Measurements and observables

Measurements and observables are defined as for a mechanistic PEtab problem. For illustration, synthetic data are generated from the mechanistic model and stored in a DataFrame:

julia
using OrdinaryDiffEqTsit5, DataFrames, Random

function f_true!(du, u, p, t)
    X, Y = u
    v, K, n, d = p
    du[1] = (v * Y^n) / (Y^n + K^n) - d * X
    du[2] = X - d * Y
end

u0_true = [2.0, 0.1]
p_true = [1.0, 2.0, 3.0, 0.5]
tend = 44.0
ode_true = ODEProblem(f_true!, u0_true, (0.0, tend), p_true)
sol = solve(ode_true, Tsit5(); abstol = 1e-8, reltol = 1e-8, saveat = 0:2:tend)

data_X = sol[1, :] .+ randn(length(sol.t)) .* 0.5
data_Y = sol[2, :] .+ randn(length(sol.t)) .* 0.7
df1 = DataFrame(obs_id = "obs_X", time = sol.t, measurement = data_X)
df2 = DataFrame(obs_id = "obs_Y", time = sol.t, measurement = data_Y)
measurements = vcat(df1, df2)
julia
observables = [
    PEtabObservable(:obs_X, :X, 0.5),
    PEtabObservable(:obs_Y, :Y, 0.7),
]

Bringing it all together

A PEtabModel is created as usual, with the UDE dynamics (ude_prob), observables, measurements, and parameters to estimate.

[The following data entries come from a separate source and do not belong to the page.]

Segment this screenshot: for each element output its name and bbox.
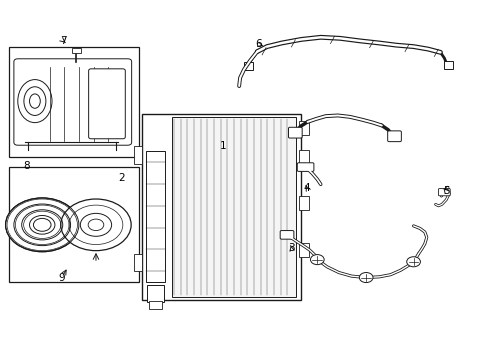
Bar [134,146,143,164]
Text: 9: 9 [58,273,65,283]
FancyBboxPatch shape [89,69,125,139]
Text: 4: 4 [304,183,310,193]
Text: 6: 6 [255,40,262,49]
Circle shape [311,255,324,265]
Text: 2: 2 [119,173,125,183]
Text: 3: 3 [288,243,294,253]
Circle shape [61,199,131,251]
Bar [143,114,301,300]
Circle shape [359,273,373,283]
FancyBboxPatch shape [280,230,294,239]
FancyBboxPatch shape [289,127,302,138]
Bar [134,253,143,271]
Bar [244,62,253,69]
FancyBboxPatch shape [388,131,401,141]
Bar [147,151,165,282]
Bar [149,301,162,309]
Bar [147,285,164,302]
Bar [9,167,139,282]
Bar [299,149,310,164]
Circle shape [33,219,51,231]
Ellipse shape [29,94,40,108]
Ellipse shape [18,80,52,123]
FancyBboxPatch shape [439,189,450,196]
Circle shape [5,198,79,252]
Text: 7: 7 [60,36,67,46]
Text: 8: 8 [23,161,29,171]
Circle shape [407,257,420,267]
Bar [299,243,310,257]
Bar [72,48,81,53]
Text: 1: 1 [220,141,226,151]
Bar [9,47,139,157]
Bar [299,196,310,211]
FancyBboxPatch shape [297,163,314,171]
Bar [299,121,310,135]
Text: 5: 5 [443,186,450,197]
Bar [444,61,453,69]
FancyBboxPatch shape [14,59,132,145]
Ellipse shape [24,87,46,116]
Circle shape [80,213,112,236]
Bar [172,117,296,297]
Circle shape [88,219,104,230]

The ML model is provided via ml_models:

julia
model_ude = PEtabModel(
    ude_prob, observables, measurements, pest; ml_models = ml_model
)
petab_prob = PEtabODEProblem(model_ude)
PEtabODEProblem UDEProblemModel: 16 parameters to estimate
(for more statistics, call `describe(petab_prob)`)

The resulting PEtabODEProblem can be trained in the same way as in the SciML starter tutorial.